As noted, multifield selection is in a state of flux. I recently up dated to 1.14.2, and behavior is back to what it was before 1.14.0.
In [114]: data = np.array([(1.0, 2.0, 0), (3.0, 4.0, 1)],
...: dtype=[('feature_1', float), ('feature_2', float), ('resul
...: t', int)])
...:
In [115]: data
Out[115]:
array([(1., 2., 0), (3., 4., 1)],
dtype=[('feature_1', '<f8'), ('feature_2', '<f8'), ('result', '<i8')])
In [116]: features = data[['feature_1', 'feature_2']]
In [117]: features
Out[117]:
array([(1., 2.), (3., 4.)],
dtype=[('feature_1', '<f8'), ('feature_2', '<f8')])
(I'm omitting the extra layer of recarray
conversion.)
In 1.14.0 this dtype would include an offset
value, indicating that features
was a view, not a copy.
I can change values of features
without changing data
:
In [124]: features['feature_1']
Out[124]: array([1., 3.])
In [125]: features['feature_1'] = [4,5]
In [126]: features
Out[126]:
array([(4., 2.), (5., 4.)],
dtype=[('feature_1', '<f8'), ('feature_2', '<f8')])
In [127]: data
Out[127]:
array([(1., 2., 0), (3., 4., 1)],
dtype=[('feature_1', '<f8'), ('feature_2', '<f8'), ('result', '<i8')])

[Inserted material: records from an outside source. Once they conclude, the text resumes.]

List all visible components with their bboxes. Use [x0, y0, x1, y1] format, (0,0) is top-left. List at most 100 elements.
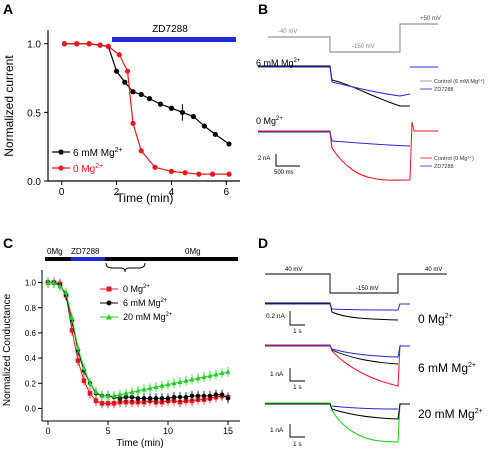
panel-a-point	[74, 41, 80, 47]
panel-c-point	[129, 399, 135, 405]
panel-c-point	[213, 392, 219, 397]
panel-b-vstep: -150 mV	[352, 44, 375, 50]
panel-c-bar-drug	[71, 257, 105, 261]
row-label: 20 mM Mg	[418, 407, 475, 421]
legend-label-6mm: 6 mM Mg2+	[73, 147, 123, 159]
panel-c-point	[177, 394, 183, 400]
trace-d3-extra	[265, 403, 410, 420]
row-sup: 2+	[445, 313, 453, 320]
panel-c-point	[219, 370, 225, 376]
legend-c-marker-0mg	[106, 286, 112, 292]
row-label: 6 mM Mg	[418, 361, 468, 375]
panel-d-scale-y-3: 1 nA	[270, 427, 284, 434]
panel-a-series-line	[64, 43, 230, 145]
panel-d-scale-x-1: 1 s	[293, 328, 302, 335]
panel-d-label-3: 20 mM Mg2+	[418, 407, 483, 421]
trace-d3-zd	[331, 405, 399, 410]
trace-d2-control	[265, 344, 401, 387]
panel-c-ytick-label: 0.4	[25, 354, 37, 363]
panel-d-scalebar-1	[289, 311, 305, 326]
panel-c-brace	[105, 262, 146, 273]
panel-d-scale-x-2: 1 s	[293, 384, 302, 391]
legend-c-label-0mg: 0 Mg2+	[123, 284, 150, 294]
panel-a-xtick-label: 2	[114, 187, 120, 198]
panel-c-point	[189, 376, 195, 382]
panel-a-drug-label: ZD7288	[152, 24, 188, 35]
panel-c-point	[75, 358, 81, 363]
panel-c-point	[183, 377, 189, 383]
panel-c-point	[135, 388, 141, 393]
trace-d1-control	[265, 302, 399, 321]
legend-sup: 2+	[115, 147, 123, 154]
panel-c-bar-right-label: 0Mg	[185, 247, 201, 256]
panel-c-ytick-label: 0.6	[25, 329, 37, 338]
row-sup: 2+	[475, 408, 483, 415]
panel-c-point	[51, 279, 57, 285]
panel-a-letter: A	[3, 1, 13, 17]
panel-c-point	[93, 389, 99, 395]
trace-d2-zd	[265, 345, 410, 358]
trace-b-0mg-tail	[409, 121, 438, 181]
panel-a-point	[61, 41, 68, 47]
panel-c-point	[117, 391, 123, 397]
panel-c-point	[225, 396, 231, 401]
panel-c-point	[195, 375, 201, 381]
cond-text: 6 mM Mg	[256, 58, 294, 68]
panel-c-point	[111, 393, 117, 398]
panel-c-point	[87, 380, 93, 386]
panel-c-point	[201, 393, 207, 399]
panel-a-point	[226, 141, 232, 147]
panel-d-scalebar-3	[289, 424, 305, 438]
panel-a-xlabel: Time (min)	[117, 191, 174, 205]
trace-d2-extra	[331, 349, 399, 365]
panel-a-point	[138, 148, 144, 154]
panel-c-ytick-label: 0.2	[25, 379, 37, 388]
trace-b-6mm-zd	[258, 66, 411, 97]
panel-c-legend: 0 Mg2+ 6 mM Mg2+ 20 mM Mg2+	[100, 284, 173, 322]
legend-sup: 2+	[95, 163, 103, 170]
panel-a-xtick-label: 4	[169, 187, 175, 198]
panel-d-scale-y-2: 1 nA	[270, 371, 284, 378]
panel-a-point	[168, 105, 175, 111]
panel-d-scalebar-2	[289, 368, 305, 382]
panel-a-point	[116, 52, 122, 58]
panel-c-point	[171, 380, 177, 386]
panel-d-vhold-right: 40 mV	[425, 267, 442, 273]
panel-a-point	[97, 42, 103, 48]
panel-d-scale-x-3: 1 s	[293, 441, 302, 448]
panel-a-point	[146, 96, 153, 102]
panel-c-point	[129, 389, 135, 395]
panel-c-point	[195, 393, 201, 399]
panel-c-bar-left-label: 0Mg	[47, 247, 63, 256]
panel-c-xtick-label: 5	[105, 426, 110, 436]
panel-c-point	[75, 345, 81, 351]
panel-c-xtick-label: 10	[163, 426, 173, 436]
panel-b-cond1: 6 mM Mg2+	[256, 58, 301, 68]
trace-b-0mg-control	[258, 130, 411, 181]
panel-c-point	[147, 385, 153, 391]
panel-c-point	[81, 378, 87, 384]
panel-a-point	[138, 91, 144, 98]
panel-c-point	[165, 396, 171, 401]
legend-text: 6 mM Mg	[73, 148, 115, 159]
panel-a-drug-bar	[112, 37, 236, 42]
legend-c-label-6mm: 6 mM Mg2+	[123, 298, 168, 308]
panel-c-xtick-label: 0	[45, 426, 50, 436]
panel-c-letter: C	[3, 235, 13, 251]
trace-b-0mg-zd	[258, 131, 411, 147]
panel-c-point	[177, 399, 183, 405]
panel-d-traces: 40 mV -150 mV 40 mV 0.2 nA 1 s 0 Mg2+ 1 …	[265, 267, 483, 448]
panel-c-point	[159, 396, 165, 401]
panel-a-point	[209, 171, 216, 177]
panel-c-point	[153, 396, 159, 401]
legend-c-label-20mm: 20 mM Mg2+	[123, 312, 173, 322]
panel-c-bar-0mg-right	[105, 257, 238, 261]
panel-c-point	[129, 394, 135, 400]
panel-a-point	[190, 113, 196, 120]
panel-c-point	[123, 399, 129, 405]
panel-a-ylabel: Normalized current	[2, 55, 16, 157]
panel-a-point	[226, 171, 232, 177]
panel-b-scale-x: 500 ms	[274, 170, 294, 176]
panel-c-point	[183, 394, 189, 400]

But without delving into the development discussion, I can't say what the long term solution will be. Ideally it should have both the ability to fetch a view
(which maintains a link to the original databuffer), and a copy, an array that is independent and freely modifiable.
I suspect the copy
version will follow a recfunctions
practice of constructing a new array with the new dtype, and then copying data field by field.
In [132]: data.dtype.descr
Out[132]: [('feature_1', '<f8'), ('feature_2', '<f8'), ('result', '<i8')]

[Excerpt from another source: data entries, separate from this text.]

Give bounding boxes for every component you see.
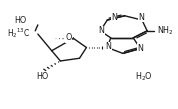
- Text: H$_2$O: H$_2$O: [135, 71, 153, 83]
- Text: NH$_2$: NH$_2$: [157, 25, 174, 37]
- Text: H$_2$$^{13}$C: H$_2$$^{13}$C: [7, 27, 30, 40]
- Text: N: N: [137, 44, 143, 53]
- Text: N: N: [106, 43, 112, 51]
- Text: HO: HO: [14, 16, 26, 25]
- Text: N: N: [111, 13, 117, 22]
- Text: N: N: [138, 13, 144, 22]
- Text: HO: HO: [36, 72, 48, 81]
- Text: O: O: [66, 33, 72, 42]
- Text: N: N: [98, 26, 104, 35]
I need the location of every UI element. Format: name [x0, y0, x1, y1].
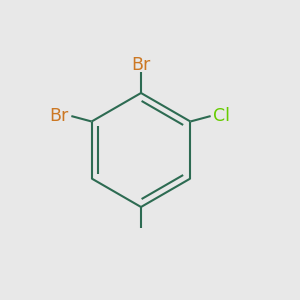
Text: Br: Br	[50, 107, 69, 125]
Text: Br: Br	[131, 56, 151, 74]
Text: Cl: Cl	[213, 107, 230, 125]
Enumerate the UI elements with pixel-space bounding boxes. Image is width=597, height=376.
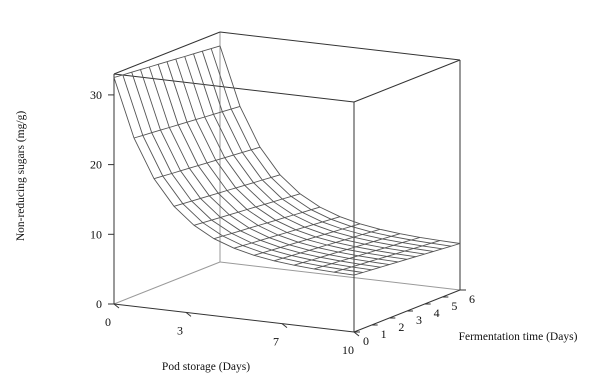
box-edge-top-back (219, 31, 461, 61)
box-edge-front-bottom (113, 303, 355, 333)
surface-line-y-5 (157, 64, 399, 263)
box-edge-top-left (113, 31, 221, 75)
x-tick-mark-3 (353, 331, 360, 337)
surface-line-x-1 (133, 105, 241, 139)
surface-line-y-2 (131, 72, 372, 271)
z-tick-label-2: 20 (90, 158, 102, 172)
surface-line-y-9 (193, 53, 434, 252)
y-tick-label-0: 0 (363, 334, 369, 348)
x-tick-mark-2 (281, 323, 288, 328)
surface-line-x-5 (213, 206, 321, 240)
z-tick-label-3: 30 (90, 88, 102, 102)
y-tick-label-2: 2 (398, 320, 404, 334)
box-edge-back-bottom-x (219, 261, 461, 291)
y-tick-label-5: 5 (451, 299, 457, 313)
surface-line-y-6 (166, 61, 408, 260)
x-tick-label-2: 7 (273, 335, 279, 349)
y-tick-label-3: 3 (416, 313, 422, 327)
surface-line-x-3 (173, 174, 281, 207)
x-tick-label-1: 3 (177, 323, 183, 337)
surface-line-x-0 (113, 45, 221, 78)
z-tick-label-1: 10 (90, 227, 102, 241)
box-edge-back-bottom-y (113, 261, 221, 305)
surface-line-x-12 (353, 243, 461, 276)
surface-line-y-4 (148, 66, 390, 266)
surface-line-y-1 (122, 74, 363, 273)
surface-line-x-2 (153, 146, 261, 180)
surface-line-x-9 (293, 233, 401, 266)
y-tick-label-1: 1 (381, 327, 387, 341)
y-axis-label: Fermentation time (Days) (459, 331, 578, 343)
box-edge-top-right (353, 59, 461, 103)
x-axis-label: Pod storage (Days) (162, 361, 250, 373)
surface-line-y-7 (175, 58, 416, 258)
surface-line-x-8 (273, 228, 381, 262)
surface-line-y-12 (219, 45, 461, 244)
z-tick-label-0: 0 (96, 297, 102, 311)
surface-line-x-6 (233, 216, 341, 249)
surface-line-x-7 (253, 223, 361, 256)
y-tick-label-4: 4 (434, 306, 440, 320)
x-tick-label-0: 0 (105, 315, 111, 329)
surface-line-x-11 (333, 240, 441, 273)
surface-line-y-3 (140, 69, 381, 268)
x-tick-label-3: 10 (342, 343, 354, 357)
surface-line-y-0 (113, 77, 355, 276)
surface-line-x-4 (193, 193, 301, 226)
z-axis-label: Non-reducing sugars (mg/g) (15, 111, 27, 241)
y-tick-label-6: 6 (469, 292, 475, 306)
x-tick-mark-1 (185, 312, 192, 317)
surface-line-x-10 (313, 236, 421, 270)
x-tick-mark-0 (113, 303, 120, 309)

In [133]: dt = data.dtype.descr[:-1]
In [134]: dt
Out[134]: [('feature_1', '<f8'), ('feature_2', '<f8')]
In [135]: arr = np.zeros(data.shape, dtype=dt)
In [136]: arr
Out[136]:
array([(0., 0.), (0., 0.)],
dtype=[('feature_1', '<f8'), ('feature_2', '<f8')])
In [137]: for name in arr.dtype.fields:
...: arr[name] = data[name]
...:
In [138]: arr
Out[138]:
array([(1., 2.), (3., 4.)],
dtype=[('feature_1', '<f8'), ('feature_2', '<f8')])
or another recfunctions function:
In [159]: rf.drop_fields(data, 'result')
Out[159]:
array([(1., 2.), (3., 4.)],
dtype=[('feature_1', '<f8'), ('feature_2', '<f8')])
recfunctions
has code that can copy complex dtypes, ones with nested dtypes and such. But for simple one-layered dtype like this, simple field name iteration is enough.
In general, structured arrays (and recarray) have many records, and a limited number of fields. So copying fields by name is relatively efficient.
In [150]: import numpy.lib.recfunctions as rf
In [154]: arr = np.zeros(data.shape, dtype=dt)
In [155]: rf.recursive_fill_fields(data, arr)
Out[155]:
array([(1., 2.), (3., 4.)],
dtype=[('feature_1', '<f8'), ('feature_2', '<f8')])
but note its code ends with:
output = np.empty(base.shape, dtype=newdtype)
output = recursive_fill_fields(base, output)
Development notes at some point alluded to a recfunctions.compress_fields
function, but that apparently was never actually added.